My Grandma Beute is Home

I am sitting here feeling kinda numb, listening to my kids sniffling.  We just got word that my grandma (their great grandma) Beute died.  It is one of those times we feel very far away.

Grandma was 97 and died peacefully this morning.  It was almost exactly one year ago on Sunday morning that grandpa Beute died.  


Grandma was amazing for 97 years old!  But the last few months had been difficult.  Her mind has been confused for awhile now but lately she was very upset too.  We are thankful the last week grandma was more comfortable.  She was ready to go home.  What a blessing to know Jesus!  Like my dad said this morning on the phone, "What a Sunday she is having."  Grandma is in God's presence!


But we have a loss.  We will not see her again.  We loved her.  Yes, grandma was grandma.  She had her bitterness and her walls build to protect herself from anymore pain.  She lived through a lot of pain and resulted in anger.  But she was also grandma with butter cookies, pringles, and tea time.  Each year when we were little she would pick us up from school and take us anywhere we wanted to eat for our birthday.  Grandpa and Grandma were at each birthday, holiday, baptism...how easily you can take for granted something, someone that is/was always there.  At Sunset grandma and grandpa always made sure everyone knew you were their grandchild.  They were so glad when we visited and were so proud of us and I felt loved by them.

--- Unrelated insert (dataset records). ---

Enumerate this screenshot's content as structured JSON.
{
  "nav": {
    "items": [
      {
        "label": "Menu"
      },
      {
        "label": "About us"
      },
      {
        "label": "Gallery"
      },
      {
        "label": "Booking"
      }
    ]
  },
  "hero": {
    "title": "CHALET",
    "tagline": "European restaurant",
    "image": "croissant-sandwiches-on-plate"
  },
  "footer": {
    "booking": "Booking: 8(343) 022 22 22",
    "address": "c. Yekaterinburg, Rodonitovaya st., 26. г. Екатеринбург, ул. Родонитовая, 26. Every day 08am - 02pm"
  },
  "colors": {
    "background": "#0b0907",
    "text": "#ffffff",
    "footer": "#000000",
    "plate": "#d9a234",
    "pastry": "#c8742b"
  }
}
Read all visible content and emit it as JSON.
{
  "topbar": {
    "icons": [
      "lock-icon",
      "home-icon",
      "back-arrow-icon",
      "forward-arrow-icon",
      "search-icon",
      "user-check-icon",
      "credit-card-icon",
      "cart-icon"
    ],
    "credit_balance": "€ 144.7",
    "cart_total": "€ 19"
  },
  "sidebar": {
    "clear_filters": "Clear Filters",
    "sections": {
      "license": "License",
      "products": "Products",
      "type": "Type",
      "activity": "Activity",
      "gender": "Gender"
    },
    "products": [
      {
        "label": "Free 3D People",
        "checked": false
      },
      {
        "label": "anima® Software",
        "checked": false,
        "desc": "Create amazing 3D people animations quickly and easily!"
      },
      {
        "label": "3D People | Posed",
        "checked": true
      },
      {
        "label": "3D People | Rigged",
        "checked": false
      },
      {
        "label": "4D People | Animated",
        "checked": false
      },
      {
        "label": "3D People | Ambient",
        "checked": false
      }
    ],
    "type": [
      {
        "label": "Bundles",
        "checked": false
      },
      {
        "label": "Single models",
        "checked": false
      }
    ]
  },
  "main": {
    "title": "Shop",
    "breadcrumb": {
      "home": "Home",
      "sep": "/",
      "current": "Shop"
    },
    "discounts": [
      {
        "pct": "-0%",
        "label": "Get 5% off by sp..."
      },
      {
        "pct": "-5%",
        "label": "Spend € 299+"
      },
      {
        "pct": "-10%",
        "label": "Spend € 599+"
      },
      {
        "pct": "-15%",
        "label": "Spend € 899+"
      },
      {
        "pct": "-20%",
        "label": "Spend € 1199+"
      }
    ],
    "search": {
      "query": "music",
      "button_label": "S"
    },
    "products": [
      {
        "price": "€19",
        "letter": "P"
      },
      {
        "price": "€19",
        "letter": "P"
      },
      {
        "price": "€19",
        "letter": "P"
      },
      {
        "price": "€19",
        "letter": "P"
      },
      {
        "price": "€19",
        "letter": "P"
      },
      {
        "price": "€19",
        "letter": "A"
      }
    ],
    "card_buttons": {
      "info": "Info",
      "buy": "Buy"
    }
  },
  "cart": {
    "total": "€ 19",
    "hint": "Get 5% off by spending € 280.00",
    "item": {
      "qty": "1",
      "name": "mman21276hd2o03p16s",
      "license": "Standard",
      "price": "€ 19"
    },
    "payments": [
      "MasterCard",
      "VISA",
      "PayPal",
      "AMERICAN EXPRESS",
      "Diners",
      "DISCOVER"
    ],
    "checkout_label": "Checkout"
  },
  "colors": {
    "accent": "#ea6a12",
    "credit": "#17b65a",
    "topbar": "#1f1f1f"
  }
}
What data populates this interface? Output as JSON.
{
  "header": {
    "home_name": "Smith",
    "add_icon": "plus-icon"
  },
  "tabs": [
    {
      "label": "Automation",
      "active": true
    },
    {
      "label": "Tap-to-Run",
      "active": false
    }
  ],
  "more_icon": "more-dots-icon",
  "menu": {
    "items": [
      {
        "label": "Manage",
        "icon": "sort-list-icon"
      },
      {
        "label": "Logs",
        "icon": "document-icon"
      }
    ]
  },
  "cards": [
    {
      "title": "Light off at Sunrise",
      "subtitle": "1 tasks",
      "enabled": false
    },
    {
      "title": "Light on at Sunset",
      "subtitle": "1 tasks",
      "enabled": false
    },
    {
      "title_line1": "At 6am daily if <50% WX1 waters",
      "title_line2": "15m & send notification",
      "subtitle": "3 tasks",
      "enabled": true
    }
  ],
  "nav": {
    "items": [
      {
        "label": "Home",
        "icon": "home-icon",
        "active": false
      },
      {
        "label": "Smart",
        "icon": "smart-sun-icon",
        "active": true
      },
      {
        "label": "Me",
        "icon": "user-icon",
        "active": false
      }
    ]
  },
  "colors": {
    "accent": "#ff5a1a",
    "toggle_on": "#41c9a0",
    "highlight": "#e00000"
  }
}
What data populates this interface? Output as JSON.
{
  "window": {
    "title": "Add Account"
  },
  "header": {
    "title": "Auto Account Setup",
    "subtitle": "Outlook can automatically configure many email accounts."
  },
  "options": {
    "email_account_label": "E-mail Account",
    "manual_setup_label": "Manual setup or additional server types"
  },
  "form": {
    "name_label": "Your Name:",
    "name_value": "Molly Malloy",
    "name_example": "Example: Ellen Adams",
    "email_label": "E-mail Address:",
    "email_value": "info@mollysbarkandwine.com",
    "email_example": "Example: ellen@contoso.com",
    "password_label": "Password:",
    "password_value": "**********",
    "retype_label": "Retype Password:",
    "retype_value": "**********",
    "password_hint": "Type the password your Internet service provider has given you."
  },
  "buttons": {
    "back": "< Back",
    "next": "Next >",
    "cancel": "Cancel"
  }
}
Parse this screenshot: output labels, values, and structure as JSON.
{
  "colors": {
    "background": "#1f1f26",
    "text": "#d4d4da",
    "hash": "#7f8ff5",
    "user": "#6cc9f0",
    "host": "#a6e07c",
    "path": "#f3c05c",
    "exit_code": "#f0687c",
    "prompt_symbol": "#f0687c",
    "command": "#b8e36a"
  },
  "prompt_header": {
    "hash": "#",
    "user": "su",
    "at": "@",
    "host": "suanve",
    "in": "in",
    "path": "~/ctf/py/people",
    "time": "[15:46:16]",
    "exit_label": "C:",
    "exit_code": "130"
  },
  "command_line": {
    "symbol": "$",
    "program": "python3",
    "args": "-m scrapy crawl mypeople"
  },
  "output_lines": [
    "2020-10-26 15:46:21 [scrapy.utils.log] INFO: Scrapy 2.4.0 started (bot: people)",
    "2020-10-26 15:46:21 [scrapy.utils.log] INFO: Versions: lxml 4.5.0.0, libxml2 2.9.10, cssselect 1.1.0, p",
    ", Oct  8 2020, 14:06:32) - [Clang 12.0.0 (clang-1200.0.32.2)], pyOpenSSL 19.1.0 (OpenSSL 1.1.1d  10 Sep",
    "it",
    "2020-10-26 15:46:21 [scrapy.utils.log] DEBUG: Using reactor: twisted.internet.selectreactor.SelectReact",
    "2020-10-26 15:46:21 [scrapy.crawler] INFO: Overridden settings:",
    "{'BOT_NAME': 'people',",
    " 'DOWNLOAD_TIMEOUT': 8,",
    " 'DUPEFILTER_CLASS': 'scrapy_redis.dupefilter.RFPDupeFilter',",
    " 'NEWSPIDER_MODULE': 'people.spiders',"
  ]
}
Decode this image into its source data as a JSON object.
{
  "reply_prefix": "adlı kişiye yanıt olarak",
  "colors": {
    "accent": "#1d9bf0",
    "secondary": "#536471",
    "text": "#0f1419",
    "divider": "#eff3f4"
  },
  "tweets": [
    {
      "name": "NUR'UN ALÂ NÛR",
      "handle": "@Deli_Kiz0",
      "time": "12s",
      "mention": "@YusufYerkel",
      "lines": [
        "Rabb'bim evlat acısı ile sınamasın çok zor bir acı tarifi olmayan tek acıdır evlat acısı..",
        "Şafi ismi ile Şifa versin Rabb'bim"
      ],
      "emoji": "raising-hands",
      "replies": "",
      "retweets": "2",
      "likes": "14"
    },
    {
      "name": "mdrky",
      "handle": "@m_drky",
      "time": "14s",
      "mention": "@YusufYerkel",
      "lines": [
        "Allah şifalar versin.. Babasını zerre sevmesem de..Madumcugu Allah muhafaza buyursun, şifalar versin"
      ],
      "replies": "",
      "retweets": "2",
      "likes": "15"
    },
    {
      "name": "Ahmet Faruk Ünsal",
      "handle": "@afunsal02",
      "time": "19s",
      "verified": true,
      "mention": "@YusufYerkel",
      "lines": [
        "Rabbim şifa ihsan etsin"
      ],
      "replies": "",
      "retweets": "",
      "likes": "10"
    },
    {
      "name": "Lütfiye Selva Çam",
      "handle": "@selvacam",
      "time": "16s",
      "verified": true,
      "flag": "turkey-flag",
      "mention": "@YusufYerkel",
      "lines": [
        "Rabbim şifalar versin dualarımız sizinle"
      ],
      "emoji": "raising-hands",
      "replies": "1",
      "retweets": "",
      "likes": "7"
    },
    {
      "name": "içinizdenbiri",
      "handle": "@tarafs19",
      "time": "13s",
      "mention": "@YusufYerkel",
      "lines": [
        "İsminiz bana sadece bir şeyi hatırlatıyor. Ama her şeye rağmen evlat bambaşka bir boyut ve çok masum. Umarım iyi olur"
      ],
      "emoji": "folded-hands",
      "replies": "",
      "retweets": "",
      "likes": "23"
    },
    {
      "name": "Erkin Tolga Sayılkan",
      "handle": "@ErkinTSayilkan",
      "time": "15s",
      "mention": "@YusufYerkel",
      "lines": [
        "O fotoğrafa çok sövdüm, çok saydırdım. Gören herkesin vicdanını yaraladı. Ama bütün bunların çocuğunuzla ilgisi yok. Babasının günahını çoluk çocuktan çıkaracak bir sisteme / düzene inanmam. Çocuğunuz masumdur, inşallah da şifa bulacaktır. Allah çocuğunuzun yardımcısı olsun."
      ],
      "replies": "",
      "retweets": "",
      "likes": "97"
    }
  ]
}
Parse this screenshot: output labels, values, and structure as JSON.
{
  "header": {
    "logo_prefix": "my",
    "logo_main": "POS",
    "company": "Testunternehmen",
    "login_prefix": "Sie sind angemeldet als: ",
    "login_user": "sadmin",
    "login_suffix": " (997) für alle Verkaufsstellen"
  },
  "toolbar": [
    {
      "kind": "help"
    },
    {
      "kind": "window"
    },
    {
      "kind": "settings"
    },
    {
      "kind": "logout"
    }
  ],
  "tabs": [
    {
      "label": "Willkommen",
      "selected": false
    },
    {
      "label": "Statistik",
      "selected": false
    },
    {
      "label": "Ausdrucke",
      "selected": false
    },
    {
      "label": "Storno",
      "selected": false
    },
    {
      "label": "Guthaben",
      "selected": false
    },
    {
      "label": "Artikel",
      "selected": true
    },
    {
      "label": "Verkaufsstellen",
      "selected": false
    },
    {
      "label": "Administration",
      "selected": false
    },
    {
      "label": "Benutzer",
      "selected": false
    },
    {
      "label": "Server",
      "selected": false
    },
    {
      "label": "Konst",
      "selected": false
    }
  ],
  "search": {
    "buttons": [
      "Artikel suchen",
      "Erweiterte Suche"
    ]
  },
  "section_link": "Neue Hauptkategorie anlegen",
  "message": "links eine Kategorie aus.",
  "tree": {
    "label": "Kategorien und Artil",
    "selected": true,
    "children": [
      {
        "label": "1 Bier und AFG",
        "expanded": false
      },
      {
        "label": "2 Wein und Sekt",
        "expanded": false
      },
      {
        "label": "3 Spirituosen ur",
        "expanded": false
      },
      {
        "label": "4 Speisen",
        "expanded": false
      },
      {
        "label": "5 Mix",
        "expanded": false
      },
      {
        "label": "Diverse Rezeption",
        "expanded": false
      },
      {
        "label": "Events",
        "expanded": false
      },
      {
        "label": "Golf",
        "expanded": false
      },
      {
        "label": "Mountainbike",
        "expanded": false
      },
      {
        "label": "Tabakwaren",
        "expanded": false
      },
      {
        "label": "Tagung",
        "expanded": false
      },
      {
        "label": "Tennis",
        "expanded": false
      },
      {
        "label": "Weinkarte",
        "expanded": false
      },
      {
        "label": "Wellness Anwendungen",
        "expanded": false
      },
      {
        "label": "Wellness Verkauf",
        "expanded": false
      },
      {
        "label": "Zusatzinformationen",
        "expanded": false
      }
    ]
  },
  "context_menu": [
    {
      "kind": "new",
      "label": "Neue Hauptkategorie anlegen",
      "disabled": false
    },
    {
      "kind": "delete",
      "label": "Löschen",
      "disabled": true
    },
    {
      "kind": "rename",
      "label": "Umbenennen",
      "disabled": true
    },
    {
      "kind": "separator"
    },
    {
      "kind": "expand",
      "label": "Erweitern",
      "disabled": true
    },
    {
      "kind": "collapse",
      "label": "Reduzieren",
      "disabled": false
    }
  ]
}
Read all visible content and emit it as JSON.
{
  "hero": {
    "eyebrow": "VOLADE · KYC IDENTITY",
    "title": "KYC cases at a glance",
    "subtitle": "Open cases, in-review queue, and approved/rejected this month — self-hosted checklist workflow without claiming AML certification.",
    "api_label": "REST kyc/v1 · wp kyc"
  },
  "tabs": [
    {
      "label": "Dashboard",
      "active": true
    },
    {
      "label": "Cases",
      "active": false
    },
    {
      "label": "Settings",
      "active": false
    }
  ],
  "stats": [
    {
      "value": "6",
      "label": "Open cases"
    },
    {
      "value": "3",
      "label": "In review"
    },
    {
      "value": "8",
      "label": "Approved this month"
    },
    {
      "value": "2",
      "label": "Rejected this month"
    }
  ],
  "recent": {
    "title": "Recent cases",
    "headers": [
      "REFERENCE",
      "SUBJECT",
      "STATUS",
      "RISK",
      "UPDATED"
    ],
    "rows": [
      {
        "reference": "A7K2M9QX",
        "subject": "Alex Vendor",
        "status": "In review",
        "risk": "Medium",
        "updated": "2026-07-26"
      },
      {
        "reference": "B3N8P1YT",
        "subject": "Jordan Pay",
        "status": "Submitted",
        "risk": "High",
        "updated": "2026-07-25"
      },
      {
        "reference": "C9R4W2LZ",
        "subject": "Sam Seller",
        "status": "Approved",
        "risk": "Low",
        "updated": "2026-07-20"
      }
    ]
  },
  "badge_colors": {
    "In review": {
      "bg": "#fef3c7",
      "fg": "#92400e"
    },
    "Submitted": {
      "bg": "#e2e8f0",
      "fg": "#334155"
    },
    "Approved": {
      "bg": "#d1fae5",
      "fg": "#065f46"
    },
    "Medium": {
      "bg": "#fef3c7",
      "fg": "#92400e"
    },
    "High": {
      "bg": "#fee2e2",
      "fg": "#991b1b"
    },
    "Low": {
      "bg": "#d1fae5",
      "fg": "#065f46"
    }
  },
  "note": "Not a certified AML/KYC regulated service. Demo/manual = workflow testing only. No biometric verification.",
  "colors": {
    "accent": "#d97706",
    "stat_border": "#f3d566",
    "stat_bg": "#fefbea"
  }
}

I both want to hide and forget about the loss/pain and want to be there with everyone and have the time to grieve and closure.  Ignore it and embrace it.  How do you grieve from far away?  I know the reality is being in MI isn't the answer or better either.  It is just hard to be reality from here.


As always with the death of a loved one it reminds me to value and love people while we have them.  The older and wiser I get, the more I value older people and am saddened to see too often they are forgotten and not valued.  We are a selfish culture and self focused people.  But life is precious.  Time is precious.  All things will fade away -meaningless.  God created us to love and worship Him and love others.  That is the meaning to life.


Please pray for my Dad and Mom and the Beute family as they mourn.  Pray for them as they plan and then have the funeral.  Thank God for His timing and that my Mom could be there this week.  She flies on Friday to be with us in Africa to watch our kids during a conference we have with FinC.  Pray her and for Dad as he is home alone - and still grieving.